Most patients will see their serum T levels rise back up into the “normal” spectrum at 18 months after initiation of treatment, but …. No one seems to be suggesting that (at least within 18 months) patients should expect to recover the same level of serum T after even a short course of ADT as the level they had before their ADT.

How long does it take for testosterone to normalize after LHRH?

In most patients, the testosterone level had normalized within 9 months after the last LHRH administration. Sexual and hormonal function recovered after short-term LHRH antagonist administration for neoadjuvant therapy before EBRT.

How long does it take to recover from LHRH?

The median time to recovery of a “normal” serum T level (i.e., > 7.2 nmol/l or 207 ng/ml) was 7 months after the last LHRH antagonist administration.

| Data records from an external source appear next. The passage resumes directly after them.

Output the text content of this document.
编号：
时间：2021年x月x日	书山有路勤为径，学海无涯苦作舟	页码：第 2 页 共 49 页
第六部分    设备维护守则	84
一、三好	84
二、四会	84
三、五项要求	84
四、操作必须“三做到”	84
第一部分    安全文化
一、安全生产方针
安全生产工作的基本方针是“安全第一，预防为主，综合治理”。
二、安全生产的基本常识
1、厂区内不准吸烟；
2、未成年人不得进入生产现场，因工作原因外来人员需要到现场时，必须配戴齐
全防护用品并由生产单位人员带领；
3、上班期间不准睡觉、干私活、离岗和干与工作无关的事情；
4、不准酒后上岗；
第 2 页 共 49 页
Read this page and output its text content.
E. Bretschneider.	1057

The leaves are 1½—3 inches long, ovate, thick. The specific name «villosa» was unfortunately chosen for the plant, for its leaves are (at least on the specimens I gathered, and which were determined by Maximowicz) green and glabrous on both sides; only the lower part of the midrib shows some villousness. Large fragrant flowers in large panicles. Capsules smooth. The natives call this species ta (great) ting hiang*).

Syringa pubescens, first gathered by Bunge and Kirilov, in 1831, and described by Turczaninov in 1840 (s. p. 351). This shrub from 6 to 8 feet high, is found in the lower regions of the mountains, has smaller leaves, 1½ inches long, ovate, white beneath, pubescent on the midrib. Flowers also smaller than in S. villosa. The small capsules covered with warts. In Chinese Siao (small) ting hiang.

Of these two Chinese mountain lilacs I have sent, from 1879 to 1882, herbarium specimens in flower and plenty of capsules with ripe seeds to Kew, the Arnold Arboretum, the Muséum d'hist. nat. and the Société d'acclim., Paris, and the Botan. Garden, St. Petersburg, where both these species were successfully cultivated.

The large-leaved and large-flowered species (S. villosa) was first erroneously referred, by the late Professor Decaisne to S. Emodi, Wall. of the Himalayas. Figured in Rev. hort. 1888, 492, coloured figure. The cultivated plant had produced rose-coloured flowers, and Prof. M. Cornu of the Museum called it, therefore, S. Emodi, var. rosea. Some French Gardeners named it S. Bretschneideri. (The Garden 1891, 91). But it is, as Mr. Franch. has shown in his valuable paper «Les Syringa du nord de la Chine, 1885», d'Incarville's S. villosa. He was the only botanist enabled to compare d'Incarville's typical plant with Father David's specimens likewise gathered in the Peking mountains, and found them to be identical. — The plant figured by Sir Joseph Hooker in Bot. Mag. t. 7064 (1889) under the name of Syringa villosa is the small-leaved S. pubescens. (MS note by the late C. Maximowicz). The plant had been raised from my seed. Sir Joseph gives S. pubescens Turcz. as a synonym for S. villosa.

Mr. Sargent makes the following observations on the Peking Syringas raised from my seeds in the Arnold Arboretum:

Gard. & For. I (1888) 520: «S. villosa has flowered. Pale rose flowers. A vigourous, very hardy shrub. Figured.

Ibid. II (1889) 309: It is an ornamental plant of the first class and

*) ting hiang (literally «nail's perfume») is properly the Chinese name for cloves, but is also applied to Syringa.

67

Is neoadjuvant ADT necessary?

The role of neoadjuvant ADT in combination therapy for intermediate-risk prostate cancer should probably be confined to those for whom it is essential (to whatever extent it is possible to define that necessity).

What is ADT treatment?

ADT -- which turns off production of the male hormone testosterone that fuels the growth of prostate tumors -- is a first line of treatment for metastatic disease (that has spread beyond the prostate).

Why do men take a break from hormone therapy?

Many men take a break from hormone therapy -- aka androgen-deprivation therapy or ADT -- to lessen its often debilitating side effects. ADT -- which turns off production of the male hormone testosterone that fuels the growth of prostate tumors -- is a first line of treatment for metastatic disease (that has spread beyond the prostate).

How long did men stay on Zoladex?

All were given androgen deprivation therapy with Zoladex and Casodex for seven months . Men who responded were divided into two groups, with one staying on continuous ADT and the other getting intermittent treatment. They were tracked for an average of more than nine years.

Does hormone therapy cause hot flashes?

But because hormone therapy blocks male hormones, it can lead to loss of sexual function and severe hot flashes. Over time, weakened bones (osteoporosis) and heart problems may develop.

Is ADT interrupted an initial treatment?

Interrupted ADT should no longer be recommended as an initial treatment, says researcher Maha Hussain, MD, of the University of Michigan Comprehensive Cancer Center in Ann Arbor, Mich.

Can hormone therapy shorten the life of men with prostate cancer?

June 4, 2012 (Chicago) -- Taking a break from hormone therapy can shorten the lives of some men with metastatic prostate cancer, researchers say.